I agree. There may very well be specialization and specialists do not necessarily harm the commons. As long as they internalize the cost someway -- teach more students if they do not write, write much more than others if they teach little. In my experience it is a rare non scholar who asks for or is assigned additional teaching. Nor do people teaching a handful of students seem eager to teach an extra section of something. Maybe where you teach is different and, if so, I envy you. At my school and others that people have written to me about it is very close to a true commons problem. People ignore the impact they have on others and do not do not make and effort to internalize. In fact, my guess is that there may actually be a positive correlation between students taught and scholarly productivity.

3/18/2007 12:23 AM  
Anonymous Anonymous said...

I only can think of one professor who voluntarily teaches extra credit hours, although I know plenty who open up their wait lists voluntarily and teach more students They wouldn't justify it on grounds that they need to make up for their lack of writing, of course, but they get satisfaction about receiving recognition in an area in which they do excel. I also know lots of professors who don't apply for sabbaticals (even though they could probably trump up a scholarly project to meet the requirement) and therefore effectively voluntarily teach more classes than scholars. Moreover, there are dozens of examples of non-scholars voluntarily assuming larger administrative loads, in part because they recognize their lack of recognition for scholarship and get more satisfaction in the administrative side. None of this is rare at all.
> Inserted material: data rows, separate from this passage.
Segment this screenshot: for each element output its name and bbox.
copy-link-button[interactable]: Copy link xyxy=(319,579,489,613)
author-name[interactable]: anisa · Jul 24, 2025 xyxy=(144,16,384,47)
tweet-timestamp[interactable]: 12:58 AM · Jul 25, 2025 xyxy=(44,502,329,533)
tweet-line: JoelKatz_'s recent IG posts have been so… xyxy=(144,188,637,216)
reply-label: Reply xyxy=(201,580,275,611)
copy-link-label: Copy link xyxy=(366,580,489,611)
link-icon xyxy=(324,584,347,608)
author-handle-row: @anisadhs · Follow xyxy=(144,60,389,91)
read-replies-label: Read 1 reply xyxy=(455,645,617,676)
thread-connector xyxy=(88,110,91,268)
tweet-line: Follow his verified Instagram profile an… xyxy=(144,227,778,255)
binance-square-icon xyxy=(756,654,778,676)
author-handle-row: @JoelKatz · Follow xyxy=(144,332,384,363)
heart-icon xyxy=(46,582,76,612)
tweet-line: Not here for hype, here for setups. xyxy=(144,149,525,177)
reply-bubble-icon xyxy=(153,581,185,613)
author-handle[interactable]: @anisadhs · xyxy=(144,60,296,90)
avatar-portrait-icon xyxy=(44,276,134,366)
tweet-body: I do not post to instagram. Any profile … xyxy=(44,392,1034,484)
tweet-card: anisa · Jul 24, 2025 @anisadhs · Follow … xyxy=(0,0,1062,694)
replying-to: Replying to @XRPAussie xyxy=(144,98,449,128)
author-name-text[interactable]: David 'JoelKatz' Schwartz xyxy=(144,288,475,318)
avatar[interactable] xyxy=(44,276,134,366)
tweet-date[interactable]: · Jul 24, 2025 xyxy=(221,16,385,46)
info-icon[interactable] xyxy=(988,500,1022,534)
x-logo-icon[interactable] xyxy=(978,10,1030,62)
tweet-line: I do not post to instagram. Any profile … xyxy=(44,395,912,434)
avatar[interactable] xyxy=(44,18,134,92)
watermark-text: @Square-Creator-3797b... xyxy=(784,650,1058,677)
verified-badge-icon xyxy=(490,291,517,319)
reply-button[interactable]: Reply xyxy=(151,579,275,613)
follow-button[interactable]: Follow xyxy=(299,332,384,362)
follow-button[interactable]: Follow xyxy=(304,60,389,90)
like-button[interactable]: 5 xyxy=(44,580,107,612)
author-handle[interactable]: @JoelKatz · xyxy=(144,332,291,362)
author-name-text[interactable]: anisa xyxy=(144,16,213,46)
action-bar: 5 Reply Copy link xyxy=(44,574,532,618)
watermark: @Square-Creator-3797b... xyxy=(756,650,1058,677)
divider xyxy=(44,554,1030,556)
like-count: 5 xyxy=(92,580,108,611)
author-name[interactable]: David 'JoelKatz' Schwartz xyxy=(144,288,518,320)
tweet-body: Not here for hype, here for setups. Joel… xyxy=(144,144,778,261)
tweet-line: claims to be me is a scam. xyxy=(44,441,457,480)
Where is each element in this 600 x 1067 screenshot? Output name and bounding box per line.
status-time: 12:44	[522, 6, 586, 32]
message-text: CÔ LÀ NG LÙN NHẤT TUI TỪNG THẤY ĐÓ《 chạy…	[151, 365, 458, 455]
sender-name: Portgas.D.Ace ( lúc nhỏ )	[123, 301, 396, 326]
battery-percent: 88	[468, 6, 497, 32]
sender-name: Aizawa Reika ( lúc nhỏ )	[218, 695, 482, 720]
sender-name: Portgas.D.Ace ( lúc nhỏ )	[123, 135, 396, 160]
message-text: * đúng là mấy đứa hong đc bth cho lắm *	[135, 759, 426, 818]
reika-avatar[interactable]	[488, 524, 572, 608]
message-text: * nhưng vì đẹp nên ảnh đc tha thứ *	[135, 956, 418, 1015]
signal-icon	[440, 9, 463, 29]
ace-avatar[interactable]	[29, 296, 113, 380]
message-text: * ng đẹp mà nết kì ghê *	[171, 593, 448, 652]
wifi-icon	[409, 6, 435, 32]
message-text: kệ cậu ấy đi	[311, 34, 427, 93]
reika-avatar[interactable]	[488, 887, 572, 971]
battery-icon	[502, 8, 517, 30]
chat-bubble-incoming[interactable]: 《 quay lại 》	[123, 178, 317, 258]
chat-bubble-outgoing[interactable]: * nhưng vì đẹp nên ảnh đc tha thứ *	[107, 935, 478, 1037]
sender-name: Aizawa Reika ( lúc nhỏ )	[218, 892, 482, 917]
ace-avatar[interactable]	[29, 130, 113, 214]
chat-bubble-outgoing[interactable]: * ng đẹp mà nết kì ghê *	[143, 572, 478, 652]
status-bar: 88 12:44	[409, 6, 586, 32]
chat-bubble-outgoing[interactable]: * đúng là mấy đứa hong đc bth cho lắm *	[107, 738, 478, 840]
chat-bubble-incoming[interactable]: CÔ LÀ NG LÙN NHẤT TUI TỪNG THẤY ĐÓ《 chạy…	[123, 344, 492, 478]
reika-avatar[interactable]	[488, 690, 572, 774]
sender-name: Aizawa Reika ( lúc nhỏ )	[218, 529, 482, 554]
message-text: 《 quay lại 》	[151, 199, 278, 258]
Of course, this isn't to say there aren't bad citizens. It's just that there are some face-saving ways in which people internalize the cost of their failure to produce elsewhere.

3/18/2007 2:24 AM  
Blogger Jeffrey Harrison said...

Dear Anon 2: Yes, there are people who rise above it. I wish I could give them a metal. They make other people nervous and sometimes their efforts to do more are even declined. At my school a guy volunteered to teach a short summer course that someone else dropped out of for free. He never heard about it again. In another someone volunteered to divide a large section into two parts but was ingored.

But, sadly, even your response suggests how are things are tilted. The assumption is the someone legitimately has capped a course and then does something heroic by letting students in. That is but a small concession but it would have to be widespread to make a dent. And, as you suggest, it is hardly an effort to internalize one's externalities. People do pass on sabbaticals. They tend to be the same people every year and it is not correlated with low production. But your analysis suggests that everyone has earned a sabbatical that gets one and it is a heroic act to decline. Your examples begin with an assumption of initial entitlements that may have no justification in terms of service to the stakeholders. The extra administrative duty is one that worries me because we do not need $160,000 law professors doing much of what happens administratively. They are far more productive in the classroom.

3/18/2007 9:20 AM  
Blogger Jeffrey Harrison said...

P.S. Ms. Anon. I assume you are from my own school and I'd be happy to be very specific about Florida's externalities but I know we do not like to get into the facts. It is not collegial after all. My comments in this post, however, are not centered on Florida.